In cerca di stabilità
Non solo è sopravvissuto a queste rivelazioni, ma è stato lui, più che lo scandalo dei party, a innescare la caduta di BoJo con le sue dimissioni. Sconfitto da Truss a inizio settembre, quando i conservatori cercavano il successore di Johnson, ha finito per rimpiazzarla adesso.
Non che Johnson non abbia tentato con tutte le forze di tornare in campo, ma domenica, quando gli è apparso chiaro che i parlamentari conservatori a suo sostegno non erano abbastanza, ha scritto di aver capito che «non è questo il momento giusto». Lunedì mattina ha rinunciato anche Penny Mordaunt.
Strada spianata quindi, per il nuovo premier? Non esattamente. «Di fronte alle gravi sfide economiche ci servono stabilità e unità, la mia priorità è mettere insieme il partito e il paese», ha detto lui nel primo intervento da leader conservatore.
Tra divisioni interne e guai economici, c’è molto da ricostruire, sopra le macerie di Truss. «I conservatori affrontano una minaccia esistenziale», ha detto il leader sperando così di compattare il fronte; intanto l’opposizione invocava invano elezioni anticipate.
Cosa aspettarci
Quest’estate, da sfidante, Sunak aveva previsto che Truss, economicamente parlando, avrebbe condotto al disastro.
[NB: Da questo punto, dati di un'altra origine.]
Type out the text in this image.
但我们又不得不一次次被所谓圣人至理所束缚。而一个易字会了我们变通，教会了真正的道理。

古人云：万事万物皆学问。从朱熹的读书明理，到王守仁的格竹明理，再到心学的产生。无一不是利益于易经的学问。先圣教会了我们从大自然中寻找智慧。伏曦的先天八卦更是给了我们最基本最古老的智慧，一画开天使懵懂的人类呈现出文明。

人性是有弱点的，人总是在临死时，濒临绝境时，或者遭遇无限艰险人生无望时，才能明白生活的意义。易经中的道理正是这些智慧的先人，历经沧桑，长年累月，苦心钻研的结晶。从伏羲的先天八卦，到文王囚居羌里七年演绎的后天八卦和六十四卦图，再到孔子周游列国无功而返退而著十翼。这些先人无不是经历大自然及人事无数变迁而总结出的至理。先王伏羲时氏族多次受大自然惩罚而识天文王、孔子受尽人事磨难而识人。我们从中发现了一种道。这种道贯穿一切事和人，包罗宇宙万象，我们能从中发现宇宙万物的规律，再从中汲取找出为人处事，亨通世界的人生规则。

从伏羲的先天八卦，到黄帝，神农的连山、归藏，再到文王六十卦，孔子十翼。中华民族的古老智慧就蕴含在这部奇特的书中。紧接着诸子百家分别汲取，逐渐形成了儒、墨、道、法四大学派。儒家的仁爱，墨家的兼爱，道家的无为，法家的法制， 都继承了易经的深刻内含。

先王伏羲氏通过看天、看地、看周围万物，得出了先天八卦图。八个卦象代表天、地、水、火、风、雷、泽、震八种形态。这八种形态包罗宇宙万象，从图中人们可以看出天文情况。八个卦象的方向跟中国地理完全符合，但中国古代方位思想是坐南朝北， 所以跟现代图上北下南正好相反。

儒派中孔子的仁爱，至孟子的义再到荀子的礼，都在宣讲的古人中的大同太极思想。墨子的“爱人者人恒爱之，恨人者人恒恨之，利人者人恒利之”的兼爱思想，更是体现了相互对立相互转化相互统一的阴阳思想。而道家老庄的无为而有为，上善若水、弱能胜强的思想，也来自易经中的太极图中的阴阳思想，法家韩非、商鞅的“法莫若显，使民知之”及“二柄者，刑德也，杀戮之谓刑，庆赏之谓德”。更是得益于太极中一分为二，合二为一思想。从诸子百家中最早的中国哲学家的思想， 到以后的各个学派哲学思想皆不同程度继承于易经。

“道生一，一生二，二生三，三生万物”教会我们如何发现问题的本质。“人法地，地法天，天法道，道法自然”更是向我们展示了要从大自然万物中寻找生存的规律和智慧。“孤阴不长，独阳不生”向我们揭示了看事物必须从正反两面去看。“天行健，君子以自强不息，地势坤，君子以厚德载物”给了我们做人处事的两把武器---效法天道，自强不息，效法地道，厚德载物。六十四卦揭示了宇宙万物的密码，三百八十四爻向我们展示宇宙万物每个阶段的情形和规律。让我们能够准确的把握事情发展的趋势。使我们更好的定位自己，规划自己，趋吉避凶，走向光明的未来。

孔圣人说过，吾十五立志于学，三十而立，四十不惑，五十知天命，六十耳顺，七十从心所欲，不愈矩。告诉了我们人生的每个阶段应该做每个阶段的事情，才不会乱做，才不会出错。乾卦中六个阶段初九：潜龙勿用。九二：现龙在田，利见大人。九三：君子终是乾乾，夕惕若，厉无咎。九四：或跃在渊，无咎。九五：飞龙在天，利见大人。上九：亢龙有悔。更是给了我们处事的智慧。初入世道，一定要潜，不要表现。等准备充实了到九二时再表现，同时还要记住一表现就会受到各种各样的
Ora che lui la rimpiazza, i mercati festeggiano.
C’è davvero da festeggiare? Nel medio termine, è più che probabile che il premier tagli welfare e spesa pubblica. Non è la stessa cosa che tagliare le tasse ai super ricchi, come ha fatto la predecessora, ma ha in comune l’effetto diseguale, che svantaggia i più deboli.
A parole, il nuovo premier dice di voler tutelare «i vulnerabili». La promessa va combinata con le sue posizioni, per capire cosa si intende. Quando Truss ha lanciato la energy price guarantee, una sorta di ammortizzatore contro il caro bollette, Sunak ne ha criticato il raggio troppo ampio, il fatto che tutelasse anche le famiglie con un buon reddito. È verosimile che i suoi interventi saranno circoscritti ai redditi estremamente bassi.
Un altro espediente per aumentare il gettito tributario mantenendo la promessa di non tagliare le tasse potrà essere quello di «tenere congelate le fasce di reddito alle quali sono applicate le aliquote: se i redditi nominali crescono per l’inflazione, più persone rientrano nelle fasce delle aliquote più alte. È ciò che noi del settore chiamiamo fiscal drag», spiega l’economista Anton Muscatelli.
Dell’era Johnson, Sunak cestinerà – se i fatti seguono le parole – il piano di espulsione dei richiedenti asilo in Ruanda; ma resta dell’idea che vada messo «un tetto» al numero di rifugiati. E anche se c’è chi spera che sarà più moderato nelle relazioni, il nuovo premier è sempre stato sostenitore della Brexit.